LIKWID

LIKWID toolkit #

Performance Counters #

Instrument regions you want to measure as follows:

void loop() {
  #pragma omp parallel
  LIKWID_MARKER_START("loop");

  #pragma omp parallel for
  for(...) {
  }

  #pragma omp parallel
  LIKWID_MARKER_STOP("loop");
}

What this does, it instructs LIKWID to read the perf counters on each core. Naturally, you can play golf with the omp parallel region. Moreover threads don’t need to be OMP threads.

Initialization:

int main() {
  LIKWID_MARKER_INIT;

  #pragma omp parallel
  LIKWID_MARKER_REGISTER("loop");

  loop();

  LIKWID_MARKER_CLOSE;
}

This does two things for us:

  1. It pins threads to cores.
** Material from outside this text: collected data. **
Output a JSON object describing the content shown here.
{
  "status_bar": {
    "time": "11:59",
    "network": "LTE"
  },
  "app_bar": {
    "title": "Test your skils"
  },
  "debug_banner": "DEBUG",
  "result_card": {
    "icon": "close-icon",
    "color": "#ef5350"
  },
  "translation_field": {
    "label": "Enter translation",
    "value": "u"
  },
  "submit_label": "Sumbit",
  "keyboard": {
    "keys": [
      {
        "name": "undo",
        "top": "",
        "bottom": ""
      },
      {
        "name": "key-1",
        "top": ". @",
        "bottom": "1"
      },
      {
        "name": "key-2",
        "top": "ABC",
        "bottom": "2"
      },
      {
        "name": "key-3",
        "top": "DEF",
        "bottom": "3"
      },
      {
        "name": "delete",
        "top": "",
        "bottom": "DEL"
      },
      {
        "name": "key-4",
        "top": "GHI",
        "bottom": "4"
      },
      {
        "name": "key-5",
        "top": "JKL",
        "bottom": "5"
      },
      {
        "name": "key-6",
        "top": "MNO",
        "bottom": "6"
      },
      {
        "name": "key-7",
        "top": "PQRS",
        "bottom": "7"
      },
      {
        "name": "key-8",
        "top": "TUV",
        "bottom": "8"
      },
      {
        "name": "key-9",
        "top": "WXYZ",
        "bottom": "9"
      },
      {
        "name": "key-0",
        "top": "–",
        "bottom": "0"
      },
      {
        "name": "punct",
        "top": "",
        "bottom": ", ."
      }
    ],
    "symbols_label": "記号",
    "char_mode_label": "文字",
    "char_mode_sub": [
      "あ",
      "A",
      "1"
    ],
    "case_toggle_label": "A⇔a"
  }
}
This happens during the first parallel region.
  2. It prepares the datastructures required to accumulate for region "loop".
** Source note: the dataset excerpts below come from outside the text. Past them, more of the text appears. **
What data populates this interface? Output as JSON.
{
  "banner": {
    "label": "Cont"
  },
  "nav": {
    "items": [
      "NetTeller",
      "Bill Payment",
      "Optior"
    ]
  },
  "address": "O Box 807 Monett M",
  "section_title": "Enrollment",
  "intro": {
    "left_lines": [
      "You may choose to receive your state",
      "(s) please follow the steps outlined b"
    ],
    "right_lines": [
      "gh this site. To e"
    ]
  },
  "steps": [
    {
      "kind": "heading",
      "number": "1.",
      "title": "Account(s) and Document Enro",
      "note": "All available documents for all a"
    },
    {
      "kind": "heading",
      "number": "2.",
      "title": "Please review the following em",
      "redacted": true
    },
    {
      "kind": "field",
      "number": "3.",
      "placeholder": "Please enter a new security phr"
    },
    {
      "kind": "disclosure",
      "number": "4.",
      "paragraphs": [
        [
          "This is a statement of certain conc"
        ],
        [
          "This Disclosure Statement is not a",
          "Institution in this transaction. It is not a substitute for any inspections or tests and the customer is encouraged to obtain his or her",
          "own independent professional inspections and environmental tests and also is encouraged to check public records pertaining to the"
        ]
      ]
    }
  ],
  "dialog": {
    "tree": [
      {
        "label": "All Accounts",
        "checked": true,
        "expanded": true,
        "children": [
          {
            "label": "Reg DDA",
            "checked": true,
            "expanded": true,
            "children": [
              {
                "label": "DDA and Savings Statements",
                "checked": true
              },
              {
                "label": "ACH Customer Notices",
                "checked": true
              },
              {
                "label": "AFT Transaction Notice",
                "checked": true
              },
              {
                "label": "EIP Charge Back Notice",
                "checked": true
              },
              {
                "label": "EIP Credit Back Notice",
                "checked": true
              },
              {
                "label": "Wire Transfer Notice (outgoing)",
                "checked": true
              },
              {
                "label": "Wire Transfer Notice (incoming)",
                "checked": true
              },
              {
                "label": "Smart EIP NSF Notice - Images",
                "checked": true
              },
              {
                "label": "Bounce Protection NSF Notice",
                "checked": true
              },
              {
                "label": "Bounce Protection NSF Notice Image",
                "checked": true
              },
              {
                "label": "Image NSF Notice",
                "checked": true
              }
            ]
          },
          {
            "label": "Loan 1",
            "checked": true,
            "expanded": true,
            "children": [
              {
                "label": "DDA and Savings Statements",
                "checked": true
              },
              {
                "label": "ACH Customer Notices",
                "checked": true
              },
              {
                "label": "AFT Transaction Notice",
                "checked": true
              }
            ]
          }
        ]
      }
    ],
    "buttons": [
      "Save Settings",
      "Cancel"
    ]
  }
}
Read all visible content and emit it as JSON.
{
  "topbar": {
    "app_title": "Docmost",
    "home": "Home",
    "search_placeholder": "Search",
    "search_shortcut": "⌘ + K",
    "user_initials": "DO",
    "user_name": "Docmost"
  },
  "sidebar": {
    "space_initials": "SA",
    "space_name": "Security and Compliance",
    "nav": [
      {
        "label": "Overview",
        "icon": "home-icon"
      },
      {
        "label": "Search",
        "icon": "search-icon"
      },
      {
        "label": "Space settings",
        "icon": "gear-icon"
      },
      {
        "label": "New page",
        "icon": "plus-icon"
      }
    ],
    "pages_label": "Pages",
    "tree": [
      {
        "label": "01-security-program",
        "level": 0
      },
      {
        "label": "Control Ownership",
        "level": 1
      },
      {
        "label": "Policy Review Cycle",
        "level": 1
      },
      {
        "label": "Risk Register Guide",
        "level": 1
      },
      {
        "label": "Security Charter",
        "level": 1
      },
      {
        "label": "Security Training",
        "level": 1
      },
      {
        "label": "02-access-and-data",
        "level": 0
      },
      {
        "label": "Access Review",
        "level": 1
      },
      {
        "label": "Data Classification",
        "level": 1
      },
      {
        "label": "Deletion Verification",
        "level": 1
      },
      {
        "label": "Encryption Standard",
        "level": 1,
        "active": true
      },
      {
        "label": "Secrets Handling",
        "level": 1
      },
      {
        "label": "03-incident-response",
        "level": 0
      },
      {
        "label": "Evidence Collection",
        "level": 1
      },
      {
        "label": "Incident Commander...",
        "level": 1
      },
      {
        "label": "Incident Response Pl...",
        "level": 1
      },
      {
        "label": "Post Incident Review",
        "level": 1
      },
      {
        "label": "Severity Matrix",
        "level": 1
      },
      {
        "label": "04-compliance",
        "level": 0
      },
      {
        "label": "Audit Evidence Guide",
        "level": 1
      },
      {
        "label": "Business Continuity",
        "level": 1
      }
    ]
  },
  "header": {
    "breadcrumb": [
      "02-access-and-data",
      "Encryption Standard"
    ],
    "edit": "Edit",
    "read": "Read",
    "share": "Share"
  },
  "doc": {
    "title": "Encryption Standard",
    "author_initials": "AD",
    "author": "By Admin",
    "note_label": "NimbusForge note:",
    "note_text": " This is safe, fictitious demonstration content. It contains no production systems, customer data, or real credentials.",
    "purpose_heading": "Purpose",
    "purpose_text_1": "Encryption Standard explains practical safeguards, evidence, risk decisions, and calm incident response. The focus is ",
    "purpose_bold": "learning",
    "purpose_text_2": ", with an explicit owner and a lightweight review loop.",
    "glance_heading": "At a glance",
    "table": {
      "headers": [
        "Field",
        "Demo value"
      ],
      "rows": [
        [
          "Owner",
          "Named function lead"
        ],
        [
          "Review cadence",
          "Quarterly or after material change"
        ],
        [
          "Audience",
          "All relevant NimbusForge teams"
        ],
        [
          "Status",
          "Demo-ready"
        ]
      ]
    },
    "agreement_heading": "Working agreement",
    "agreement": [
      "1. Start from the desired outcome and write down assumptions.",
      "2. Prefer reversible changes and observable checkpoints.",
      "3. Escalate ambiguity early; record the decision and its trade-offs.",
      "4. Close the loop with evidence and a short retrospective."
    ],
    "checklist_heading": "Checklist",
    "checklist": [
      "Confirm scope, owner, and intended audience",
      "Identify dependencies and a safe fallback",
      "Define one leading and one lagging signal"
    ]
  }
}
In micro-benchmarks it can be essential to perform both; and measurements can be surprisingly off if one doesn’t.

Call with -C and -m, e.g.

likwid-perfctr -g GROUP -C S0:0-4 -m ./a.out

Be mindful of NUMA effects when pinning to consecutive cores.

Laptops and Desktops #

From my limited understanding support for server hardware is prioritized and since adding more hardware requires (a lot) of manual labor and access to such a CPU, support for laptops might not be complete.

AMD doesn’t allow us to have memory stats, i.e. the group MEM is missing due to hardware reasons and not due to an installation issue.